Sources: Eighteenth Century Collections Online/The British library and Google Books. Images reproduced with permission.
 I note these absences in the catalog fully aware of the immense backlog and lack of resources that librarians and catalogers face. Since there is nothing particularly special about the texts or specific books I discuss in this post, it would be quite surprising if they had detailed catalog entries or information provided beyond basic bibliographic identification. However, I hope my work stresses the importance of cataloging ownership inscriptions as part of a book’s provenance, especially in the case of Her Books.
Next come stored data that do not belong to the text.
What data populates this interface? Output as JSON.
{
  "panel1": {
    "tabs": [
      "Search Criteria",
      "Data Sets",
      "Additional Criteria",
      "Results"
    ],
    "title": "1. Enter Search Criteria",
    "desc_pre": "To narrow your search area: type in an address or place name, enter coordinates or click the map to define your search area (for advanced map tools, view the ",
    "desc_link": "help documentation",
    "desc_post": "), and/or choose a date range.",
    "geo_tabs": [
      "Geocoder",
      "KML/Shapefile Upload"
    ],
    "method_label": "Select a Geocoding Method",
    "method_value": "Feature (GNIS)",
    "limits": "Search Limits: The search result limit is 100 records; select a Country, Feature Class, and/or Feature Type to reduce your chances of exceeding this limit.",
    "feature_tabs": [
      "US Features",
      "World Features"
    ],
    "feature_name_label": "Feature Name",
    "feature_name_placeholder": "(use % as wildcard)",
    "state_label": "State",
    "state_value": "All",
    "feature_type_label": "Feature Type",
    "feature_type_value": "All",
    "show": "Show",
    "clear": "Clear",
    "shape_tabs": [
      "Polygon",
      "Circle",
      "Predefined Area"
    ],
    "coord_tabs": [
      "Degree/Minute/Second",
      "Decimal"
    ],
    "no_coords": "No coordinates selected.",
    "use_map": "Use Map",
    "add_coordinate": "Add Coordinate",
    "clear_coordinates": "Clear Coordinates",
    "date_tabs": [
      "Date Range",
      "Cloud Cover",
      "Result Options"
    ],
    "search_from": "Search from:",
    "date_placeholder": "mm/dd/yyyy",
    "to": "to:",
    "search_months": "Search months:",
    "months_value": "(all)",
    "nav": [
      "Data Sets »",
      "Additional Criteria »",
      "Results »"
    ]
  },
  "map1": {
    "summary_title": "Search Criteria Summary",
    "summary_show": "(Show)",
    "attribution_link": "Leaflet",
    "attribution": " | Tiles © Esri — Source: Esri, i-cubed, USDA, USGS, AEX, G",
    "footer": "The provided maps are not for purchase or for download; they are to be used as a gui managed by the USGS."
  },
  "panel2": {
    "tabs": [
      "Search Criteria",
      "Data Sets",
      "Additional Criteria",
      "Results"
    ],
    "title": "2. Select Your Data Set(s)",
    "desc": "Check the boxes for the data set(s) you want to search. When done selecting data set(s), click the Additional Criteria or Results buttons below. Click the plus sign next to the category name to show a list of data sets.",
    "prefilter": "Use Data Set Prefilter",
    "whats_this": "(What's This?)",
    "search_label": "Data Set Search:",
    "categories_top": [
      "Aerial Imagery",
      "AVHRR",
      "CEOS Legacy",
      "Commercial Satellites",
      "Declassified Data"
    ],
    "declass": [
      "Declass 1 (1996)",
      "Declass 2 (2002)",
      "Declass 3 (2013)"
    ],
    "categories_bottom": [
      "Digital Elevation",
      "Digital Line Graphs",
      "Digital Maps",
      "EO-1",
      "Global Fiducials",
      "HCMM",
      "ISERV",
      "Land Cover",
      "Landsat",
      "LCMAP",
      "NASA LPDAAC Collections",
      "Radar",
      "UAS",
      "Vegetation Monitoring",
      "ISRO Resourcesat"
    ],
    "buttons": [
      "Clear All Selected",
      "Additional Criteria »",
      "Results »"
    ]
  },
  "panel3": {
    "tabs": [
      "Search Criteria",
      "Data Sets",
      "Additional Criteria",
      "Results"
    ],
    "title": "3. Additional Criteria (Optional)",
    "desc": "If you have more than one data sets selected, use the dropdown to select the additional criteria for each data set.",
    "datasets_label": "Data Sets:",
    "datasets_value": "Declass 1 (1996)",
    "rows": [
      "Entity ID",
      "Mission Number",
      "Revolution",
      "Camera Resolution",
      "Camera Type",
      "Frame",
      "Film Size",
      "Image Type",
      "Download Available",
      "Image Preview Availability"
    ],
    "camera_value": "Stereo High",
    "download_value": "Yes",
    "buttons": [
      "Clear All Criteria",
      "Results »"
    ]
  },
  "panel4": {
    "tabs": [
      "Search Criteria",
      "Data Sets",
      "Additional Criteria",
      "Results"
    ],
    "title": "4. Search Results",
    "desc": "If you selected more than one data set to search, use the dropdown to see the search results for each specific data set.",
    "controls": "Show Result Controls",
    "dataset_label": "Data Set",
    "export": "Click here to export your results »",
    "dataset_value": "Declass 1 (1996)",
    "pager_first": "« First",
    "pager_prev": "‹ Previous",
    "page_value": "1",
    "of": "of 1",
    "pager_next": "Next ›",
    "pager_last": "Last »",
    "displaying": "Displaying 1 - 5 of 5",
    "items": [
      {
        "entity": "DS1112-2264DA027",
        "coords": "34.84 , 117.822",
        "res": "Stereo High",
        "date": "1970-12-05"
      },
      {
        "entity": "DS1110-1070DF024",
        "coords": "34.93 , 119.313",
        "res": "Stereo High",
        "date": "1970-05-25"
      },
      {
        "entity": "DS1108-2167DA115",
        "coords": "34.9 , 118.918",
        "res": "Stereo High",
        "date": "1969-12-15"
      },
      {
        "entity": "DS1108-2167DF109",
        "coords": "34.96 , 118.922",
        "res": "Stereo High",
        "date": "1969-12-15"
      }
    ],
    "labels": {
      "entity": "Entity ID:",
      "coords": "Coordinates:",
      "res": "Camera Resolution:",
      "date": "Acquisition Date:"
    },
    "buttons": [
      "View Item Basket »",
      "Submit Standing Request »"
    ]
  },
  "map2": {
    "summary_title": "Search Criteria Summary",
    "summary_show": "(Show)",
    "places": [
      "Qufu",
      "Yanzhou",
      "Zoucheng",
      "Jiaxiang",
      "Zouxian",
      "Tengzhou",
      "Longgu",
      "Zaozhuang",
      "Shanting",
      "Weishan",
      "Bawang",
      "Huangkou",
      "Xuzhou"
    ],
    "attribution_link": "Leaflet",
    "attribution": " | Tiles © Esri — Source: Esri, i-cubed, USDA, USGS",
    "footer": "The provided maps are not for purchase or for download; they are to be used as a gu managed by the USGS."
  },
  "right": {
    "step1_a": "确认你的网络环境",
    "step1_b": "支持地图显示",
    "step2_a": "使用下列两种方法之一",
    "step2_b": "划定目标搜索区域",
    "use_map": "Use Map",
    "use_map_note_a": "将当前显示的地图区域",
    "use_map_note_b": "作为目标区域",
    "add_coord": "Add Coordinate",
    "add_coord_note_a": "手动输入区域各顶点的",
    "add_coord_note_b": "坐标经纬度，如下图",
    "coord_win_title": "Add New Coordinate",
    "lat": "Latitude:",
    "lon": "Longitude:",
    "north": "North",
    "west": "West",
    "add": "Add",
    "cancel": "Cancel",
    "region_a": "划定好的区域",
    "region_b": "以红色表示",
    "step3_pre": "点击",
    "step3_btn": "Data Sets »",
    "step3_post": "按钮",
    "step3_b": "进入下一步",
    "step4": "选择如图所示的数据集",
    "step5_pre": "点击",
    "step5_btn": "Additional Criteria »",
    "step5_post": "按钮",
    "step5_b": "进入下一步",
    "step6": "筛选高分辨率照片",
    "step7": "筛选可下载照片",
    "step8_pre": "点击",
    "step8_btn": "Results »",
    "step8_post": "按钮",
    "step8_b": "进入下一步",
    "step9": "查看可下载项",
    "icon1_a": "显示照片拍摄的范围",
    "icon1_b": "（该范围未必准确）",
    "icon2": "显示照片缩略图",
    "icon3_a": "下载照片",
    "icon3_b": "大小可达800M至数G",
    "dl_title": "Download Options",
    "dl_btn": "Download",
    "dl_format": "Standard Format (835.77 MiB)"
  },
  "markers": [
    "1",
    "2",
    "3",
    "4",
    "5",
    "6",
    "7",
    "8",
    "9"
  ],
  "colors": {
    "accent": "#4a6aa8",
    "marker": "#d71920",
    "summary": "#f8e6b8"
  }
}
 Alessa Johns has explored Salomon Gessner’s international appeal in her book Bluestocking Feminism and British-German Cultural Transfer, 1750-1837 (University of Michigan Press, 2014). Typographically, Fig. 3 shows the printer’s utilization of Roman type on the title page rather than Blackletter in order to appeal to a more international (namely English and French) readership, despite the text’s German language.
 The bibliographic record for Collyer’s The Death of Abel is incomplete and fragmentary, but I have seen evidence of over thirty-five editions of the text produced between 1761 and 1800. Editions of the text continued to be published into the nineteenth century, often with newly appended material.
 The period of British history from 1714–1837 is called the Personal Union, which is when the kings of Great Britain were also the electors of Hanover in Germany. While the cultural and political impact of the Hanoverian kings and queens of Great Britain has been well-canvased by historians and cultural anthropologists, there is currently a severe lack of scholarship on the Personal Union from a purely book history perspective. As a result, we know little about Mary Collyer and Joseph Collyer Sr.’s work as translators from German to English and their relationship with Queen Charlotte.